We convey the whole lot collectively into the MemoryAgent class. We design the agent to generate responses with context, distill vital info into long-term reminiscence, and periodically summarize conversations to handle short-term context. With this setup, we create an assistant that remembers, remembers, and adapts to our interactions with it. Try the FULL CODES here.

Copy Code

agent=MemoryAgent()


print(" Agent prepared. Strive these:n")
agent.ask("Hello! My identify is Nicolaus, I favor being known as Nik. I am making ready for UPSC in 2027.")
agent.ask("Additionally, I work at  Visa in analytics and love concise solutions.")
agent.ask("What's my examination 12 months and the way do you have to tackle me subsequent time?")
agent.ask("Reminder: I like agentic RAG tutorials with single-file Colab code.")
agent.ask("Given my prefs, recommend a research focus for this week in a single paragraph.")

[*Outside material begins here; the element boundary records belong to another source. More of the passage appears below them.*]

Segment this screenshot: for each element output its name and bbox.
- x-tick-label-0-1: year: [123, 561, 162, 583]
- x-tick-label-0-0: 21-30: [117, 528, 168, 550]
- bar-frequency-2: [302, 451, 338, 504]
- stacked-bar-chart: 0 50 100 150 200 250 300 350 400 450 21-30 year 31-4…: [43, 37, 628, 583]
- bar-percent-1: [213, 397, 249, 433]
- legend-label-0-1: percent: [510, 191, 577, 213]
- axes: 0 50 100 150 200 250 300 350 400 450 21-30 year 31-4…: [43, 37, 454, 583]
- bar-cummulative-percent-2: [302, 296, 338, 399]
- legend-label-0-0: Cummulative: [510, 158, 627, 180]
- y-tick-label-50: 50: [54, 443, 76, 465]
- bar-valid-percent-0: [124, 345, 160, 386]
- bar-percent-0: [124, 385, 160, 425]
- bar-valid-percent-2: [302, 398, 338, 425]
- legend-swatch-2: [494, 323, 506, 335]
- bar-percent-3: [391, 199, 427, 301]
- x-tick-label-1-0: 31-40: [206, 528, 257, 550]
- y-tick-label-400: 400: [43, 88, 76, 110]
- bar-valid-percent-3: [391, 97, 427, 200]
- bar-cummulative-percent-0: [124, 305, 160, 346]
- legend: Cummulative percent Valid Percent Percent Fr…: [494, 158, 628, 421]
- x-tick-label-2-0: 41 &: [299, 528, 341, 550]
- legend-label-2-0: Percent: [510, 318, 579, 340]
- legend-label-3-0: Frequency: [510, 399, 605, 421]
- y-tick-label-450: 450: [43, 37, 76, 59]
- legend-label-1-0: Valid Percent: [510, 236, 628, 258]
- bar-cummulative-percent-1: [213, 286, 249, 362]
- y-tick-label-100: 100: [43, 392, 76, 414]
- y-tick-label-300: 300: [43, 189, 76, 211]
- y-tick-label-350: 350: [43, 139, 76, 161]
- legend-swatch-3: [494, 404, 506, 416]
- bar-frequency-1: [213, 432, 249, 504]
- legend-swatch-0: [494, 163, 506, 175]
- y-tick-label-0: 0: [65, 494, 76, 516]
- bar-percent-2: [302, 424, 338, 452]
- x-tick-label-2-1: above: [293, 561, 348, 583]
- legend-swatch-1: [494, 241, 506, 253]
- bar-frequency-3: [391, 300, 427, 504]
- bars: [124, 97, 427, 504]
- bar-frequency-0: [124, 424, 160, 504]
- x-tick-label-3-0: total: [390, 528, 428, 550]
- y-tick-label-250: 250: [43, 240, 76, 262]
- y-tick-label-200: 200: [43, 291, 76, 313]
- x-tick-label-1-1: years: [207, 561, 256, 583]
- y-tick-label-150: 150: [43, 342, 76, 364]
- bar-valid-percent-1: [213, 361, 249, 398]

We instantiate our MemoryAgent and instantly train it with just a few messages to seed long-term recollections and confirm recall. We affirm it remembers our most well-liked identify and examination 12 months, adapts replies to our concise type, and makes use of previous preferences (agentic RAG, single-file Colab) to tailor research steerage within the current.

In conclusion, we see how highly effective it’s after we give our AI Agent the power to recollect. We now have an agent that shops key particulars, remembers them when related, and summarizes conversations to remain environment friendly. This strategy retains our interactions contextual and evolving, making the agent really feel extra private and clever with every alternate. With this basis, we’re prepared to increase reminiscence additional, discover richer schemas, and experiment with extra superior memory-augmented agent designs.

Try the FULL CODES here. Be happy to take a look at our GitHub Page for Tutorials, Codes and Notebooks. Additionally, be at liberty to comply with us on Twitter and don’t neglect to hitch our 100k+ ML SubReddit and Subscribe to our Newsletter.

The submit How to Build an Advanced AI Agent with Summarized Short-Term and Vector-Based Long-Term Memory appeared first on MarkTechPost.